1.) Ein logische ODER wird in Java mit "||" geschrieben.
2.) Wenn du bei einem if bzw. else keine Klammern machst wird nur das 1. darauf folgende Statement beachtet. Sprich dein "else" zieht nur bei einem der "System.out.println", die anderen beiden werden immer ausgegeben.

Allgemein ist dein Code logisch leider völlig falsch.
Du hast doch dein Beispiel mit der Zahl 14. Wie würdest du es am Papier machen (Schritt für Schritt)?


----------



## peterp (9. Dez 2014)

Ich würde es so machen 
14 / 2 = 7 R 0
7 / 2 = 3 R 1
3 / 2 = 1 R 1
1 / 2 = 0 R 1
 ich hab es mit modulo versucht klappt aber leider nicht


----------



## VfL_Freak (9. Dez 2014)

Moin,



peterp hat gesagt.:


> klappt aber leider nicht


und was genau bedeutet das?
Was erwartest Du an welcher Stelle und was passiert stattdessen ??)

Gruß
Klaus


----------



## peterp (9. Dez 2014)

ich möchte das die Konsole mir die einzelnen Rechenschritte ausgibt. Ich aber nicht weiß wie ich das hinschreiben kann
.ist diese Ansatz richtig oder kann man das einfacher hinschreiben?
	int b =InputTools.readInteger("zahl eingeben");

			int wert = b/2 ;
			int wer=wert/2;
			int we=wer/2;
			int w=we/2;

			if (wert%2==0 || wer%2==0 || we%2==0|| w%2==0)

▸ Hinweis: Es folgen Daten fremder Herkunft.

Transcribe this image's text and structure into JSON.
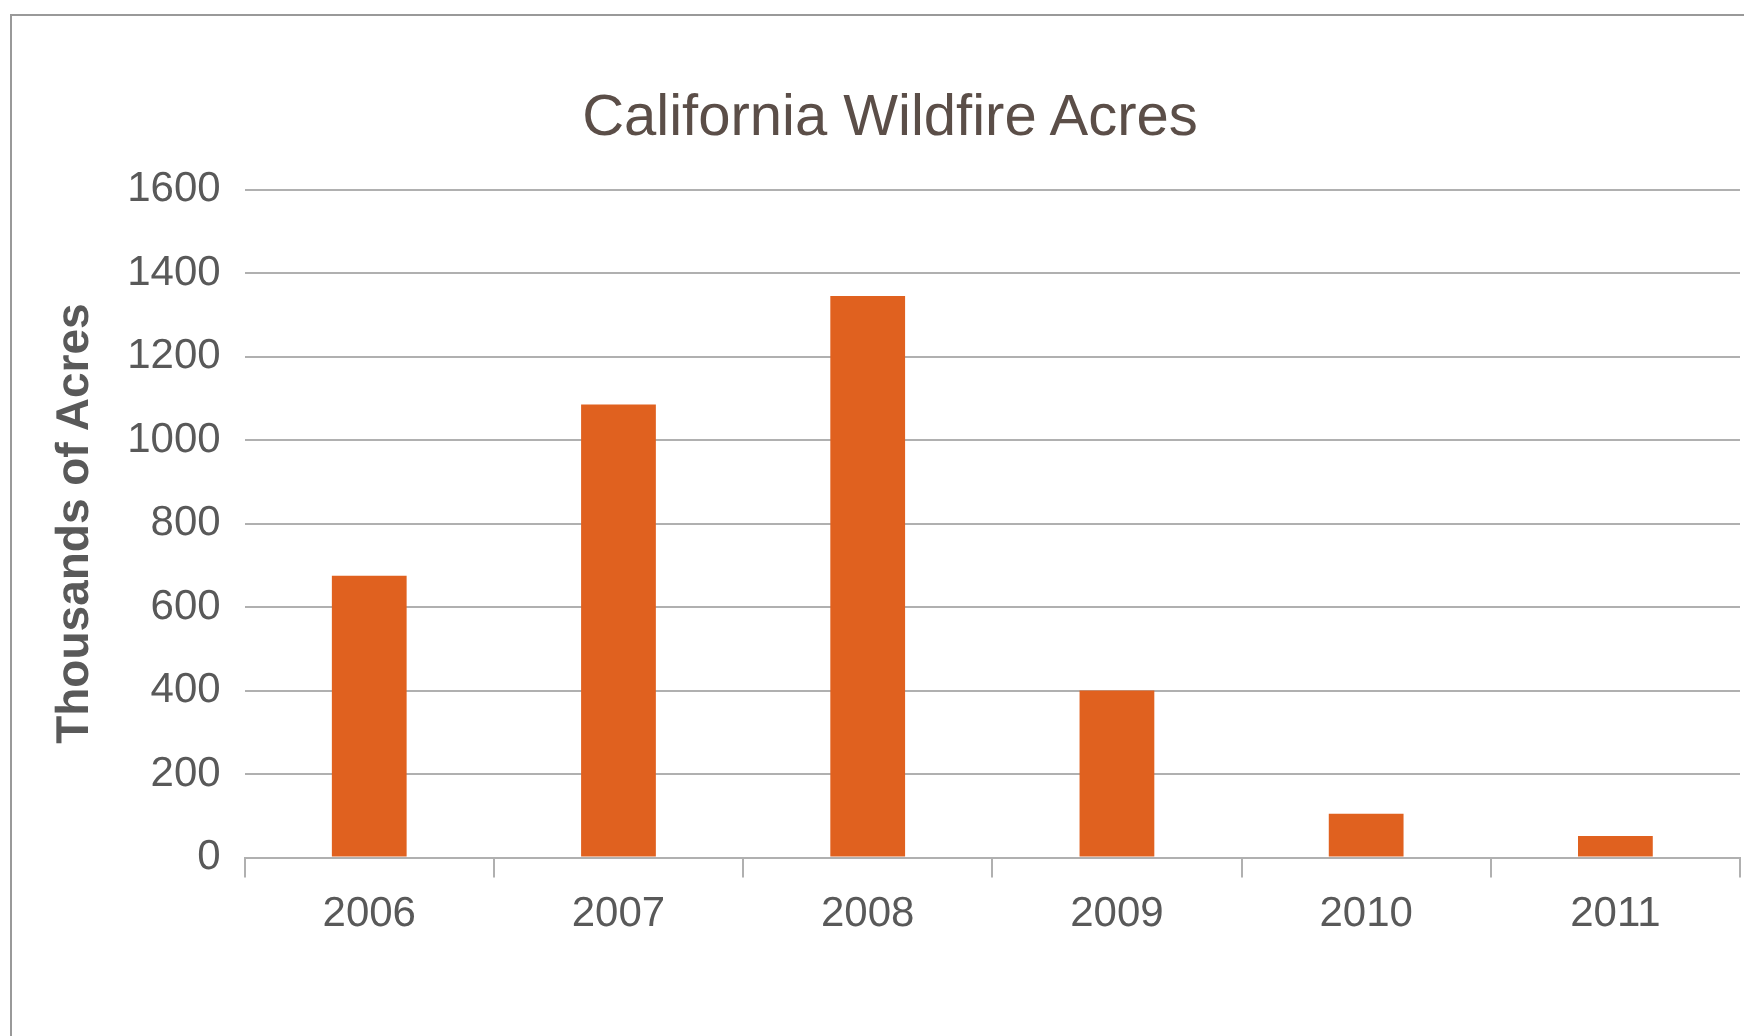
{
  "chart_data": {
    "type": "bar",
    "title": "California Wildfire Acres",
    "ylabel": "Thousands of Acres",
    "categories": [
      "2006",
      "2007",
      "2008",
      "2009",
      "2010",
      "2011"
    ],
    "values": [
      675,
      1085,
      1345,
      400,
      105,
      52
    ],
    "color": "#e0611f",
    "ylim": [
      0,
      1600
    ],
    "yticks": [
      0,
      200,
      400,
      600,
      800,
      1000,
      1200,
      1400,
      1600
    ],
    "grid": "y",
    "legend": false
  }
}
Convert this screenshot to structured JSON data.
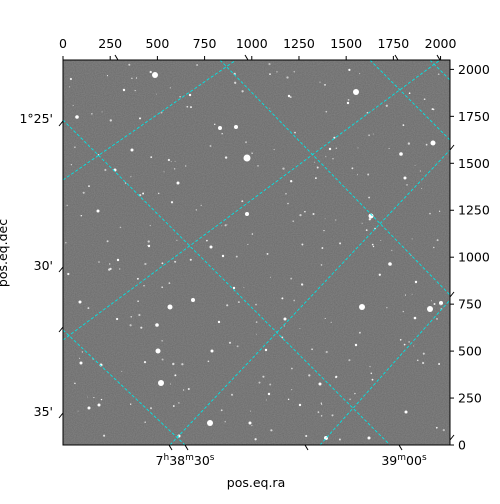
{
  "figure": {
    "xlabel": "pos.eq.ra",
    "ylabel": "pos.eq.dec",
    "pixel_axis_top": {
      "ticks": [
        0,
        250,
        500,
        750,
        1000,
        1250,
        1500,
        1750,
        2000
      ],
      "labels": [
        "0",
        "250",
        "500",
        "750",
        "1000",
        "1250",
        "1500",
        "1750",
        "2000"
      ],
      "range": [
        0,
        2050
      ]
    },
    "pixel_axis_right": {
      "ticks": [
        0,
        250,
        500,
        750,
        1000,
        1250,
        1500,
        1750,
        2000
      ],
      "labels": [
        "0",
        "250",
        "500",
        "750",
        "1000",
        "1250",
        "1500",
        "1750",
        "2000"
      ],
      "range": [
        0,
        2050
      ]
    },
    "ra_tick_labels": [
      {
        "hour": "7",
        "h": "h",
        "min": "38",
        "m": "m",
        "sec": "30",
        "s": "s"
      },
      {
        "min": "39",
        "m": "m",
        "sec": "00",
        "s": "s"
      }
    ],
    "dec_tick_labels": [
      "1°25'",
      "30'",
      "35'"
    ],
    "grid_color": "#00e5e5",
    "image_colors": {
      "background": "#6a6a6a",
      "stars": "#ffffff",
      "frame": "#000000"
    }
  }
}
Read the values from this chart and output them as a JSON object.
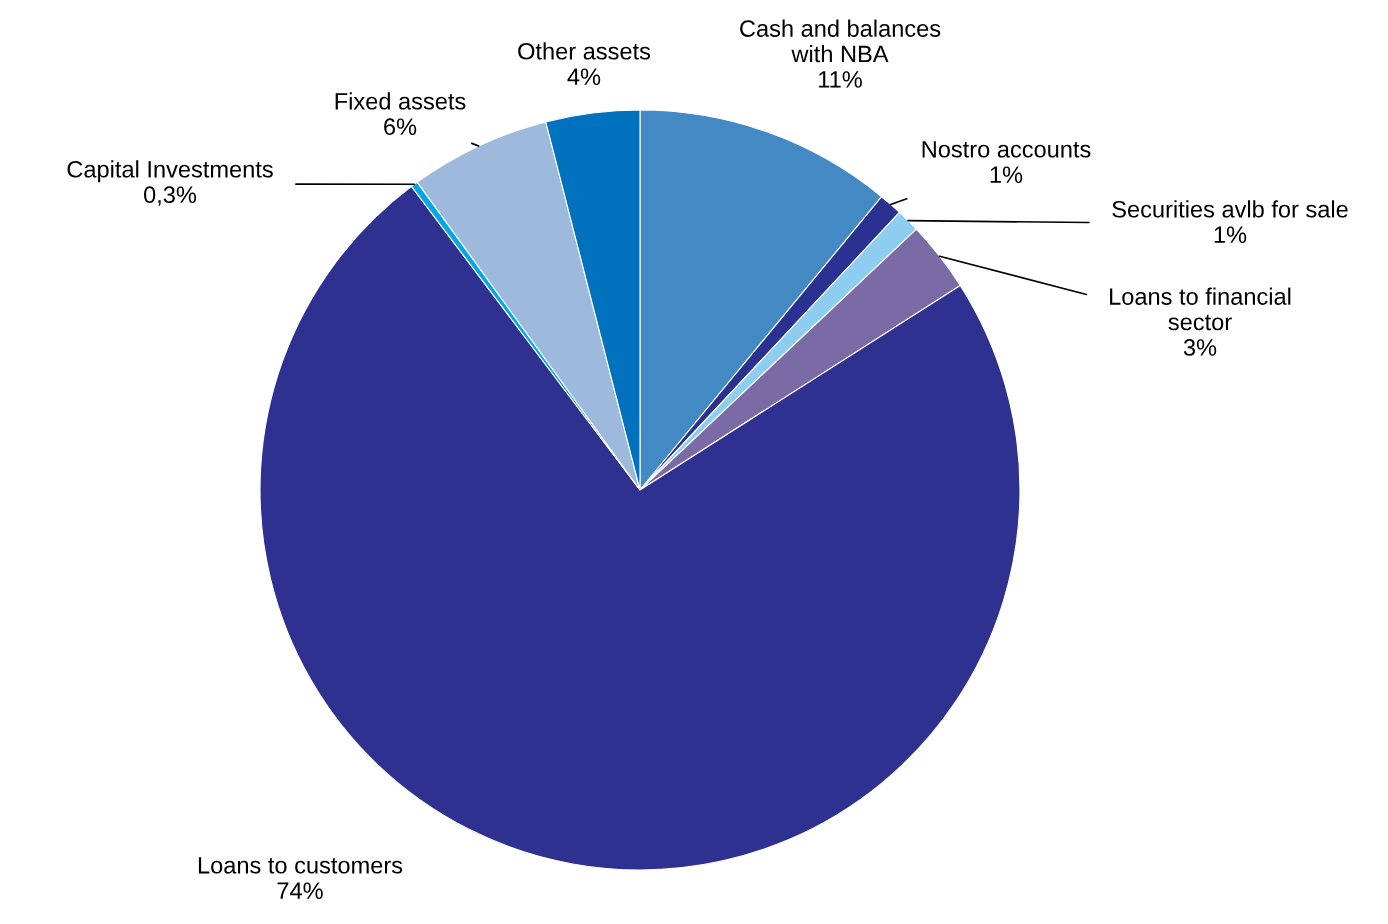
{
  "chart_data": {
    "type": "pie",
    "categories": [
      "Cash and balances\nwith NBA",
      "Nostro accounts",
      "Securities avlb for sale",
      "Loans to financial\nsector",
      "Loans to customers",
      "Capital Investments",
      "Fixed assets",
      "Other assets"
    ],
    "values": [
      11,
      1,
      1,
      3,
      74,
      0.3,
      6,
      4
    ],
    "value_labels": [
      "11%",
      "1%",
      "1%",
      "3%",
      "74%",
      "0,3%",
      "6%",
      "4%"
    ],
    "colors": [
      "#4389c3",
      "#2b3190",
      "#8ccdf0",
      "#7a6aa6",
      "#2e3190",
      "#00a6e6",
      "#9dbadc",
      "#0071bd"
    ]
  }
}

			System.out.println("wert"+"R"+"0");

			 System.out.println(Integer.toBinaryString(b));
			 }


----------



## Joose (9. Dez 2014)

peterp hat gesagt.:


> 14 / 2 = 7 R 0



Nimm dir einfach mal diese Zeile her:
1.) Ergebnis der Division berechnen => 14 / 2 = 7
2.) Rest der Division berechnen => ? = 0

Was musst du statt dem Fragezeichen einsetzen? Die sollte ja eigentlich ein variable Wert sein, kann man also durch eine lokale Variable ersetzen.
Das Ergebnis der Division musst du zwischenspeichern da du damit ja weiterrechnen musst.
Schon hast du 2 Anweisungen welche du nur wiederholen musst (Schleife) bis das Ergebnis der Division gleich 0 ist.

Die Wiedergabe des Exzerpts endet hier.